DUNCANVILLE—Wayne Graham, worship pastor at First Baptist Church in Duncanville, brought more than choir robes to the Baptist seminary in Argentina. He delivered joy.
The Duncanville congregation’s choir decided more than a year ago to stop wearing robes. The church had not found a new home for them, despite their great condition.
Erik Bersusky, an Argentine native who works on the church’s maintenance staff, asked if the robes might be donated to International Baptist Theological Seminary in Buenos Aires, where his niece is employed.
Graham has traveled to Argentina a dozen times on mission endeavors, and he knew missionaries affiliated with the seminary. So, he responded to the request with an immediate, “Of course.”
Bersusky contacted his niece, who only the day before had been praying for robes for a newly organized gospel chorale.
Next, Graham tackled the issue of transporting the robes.

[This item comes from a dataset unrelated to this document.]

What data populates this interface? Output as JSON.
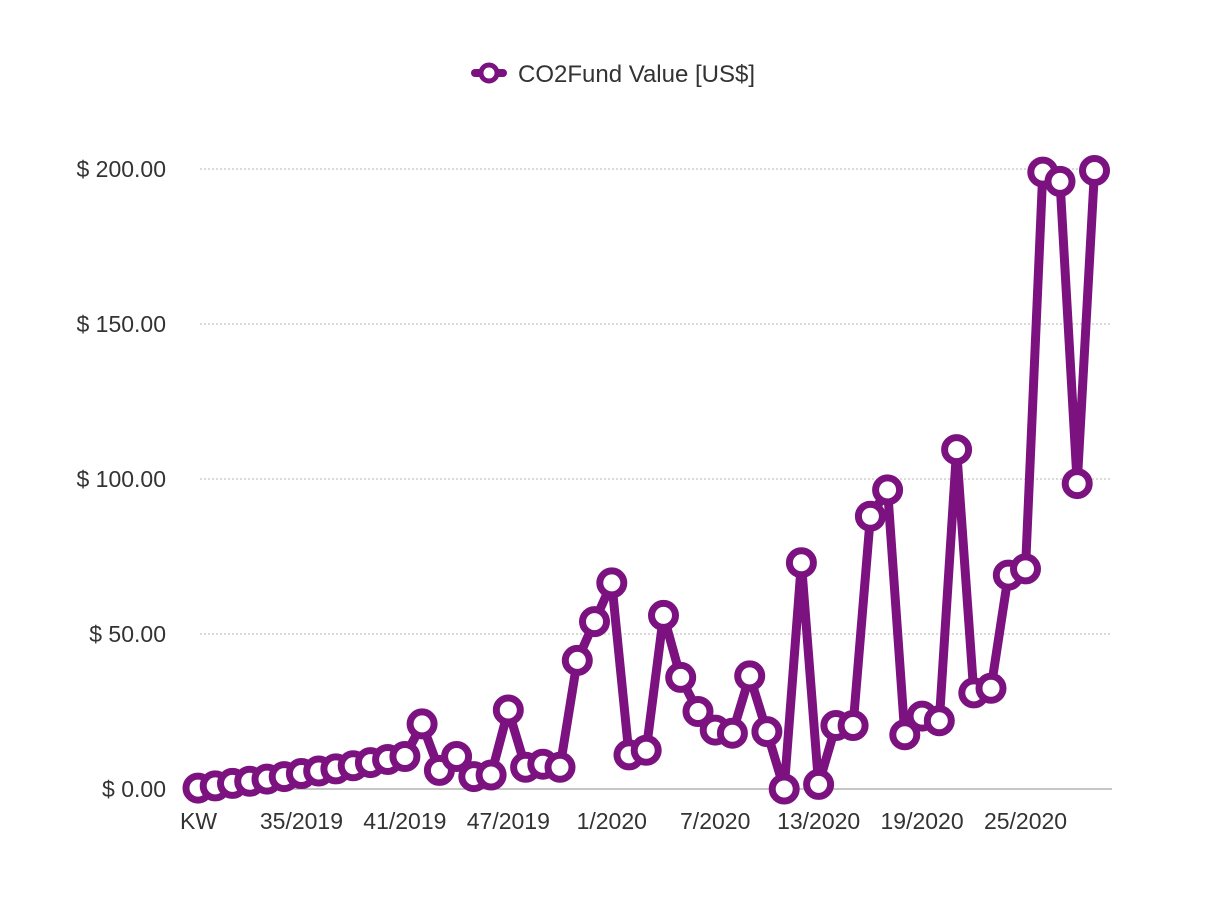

Several years ago, a missionary told him a story of grandparents who had shipped a tricycle to Argentina for $200. Since the robes would be much heavier, the church needed a different delivery method.
Graham contacted a friend in the airline industry who allows Graham to use his employee travel vouchers for ministry endeavors. So, they launched a plan for Graham to fill two suitcases with robes and pack his personal travel items in a backpack, and stay in Argentina only 36 hours.
Members of the Duncanville church choir donated a couple of suitcases for the robes. They weighed the suitcases to make sure they fell within the 50-pound limit, they sent 32 robes—two more robes than requested.
Sign up for our weekly email newsletter.
After leading Sunday morning worship, Graham caught the first flight to Buenos Aires and arrived Monday morning.
That afternoon, he met Joy Seguel, Bersusky’s niece, at the seminary with the robes.
An answer to prayer
“She was almost in tears holding up this robe,” Graham recalled. “Here was something she had prayed about and received a text the next day saying it was going to happen. It was just a wonderful thing of how God was working.”
“It was the first day for new semester, so I sat there from 5 to 8:30 p.m. just meeting students as they came in. In my broken Spanish and their broken English, we communicated.”
Graham felt blessed to hear each student express a deep desire to serve the Lord and spread the gospel through music.
The next day, several members of the chorale sang for him just before he left for the airport.
A flood of joy
“The thing that struck me so was that three of them were people I had talked to the night before, and I knew their hearts,” he said. “As they sang, you could just see the joy flood over them as they sang about their Savior. It was glorious. It was God-honoring. It was praiseworthy.”
A series of circumstances caused his trip home to take about 24 hours, but Graham didn’t mind the delay.
“My heart was incredibly full knowing God had used the resource of these robes that we no longer were going to use to be an encouragement to the body of Christ there,” Graham said.
“It was a great confluence of God weaving a bunch of things together to make this happen.”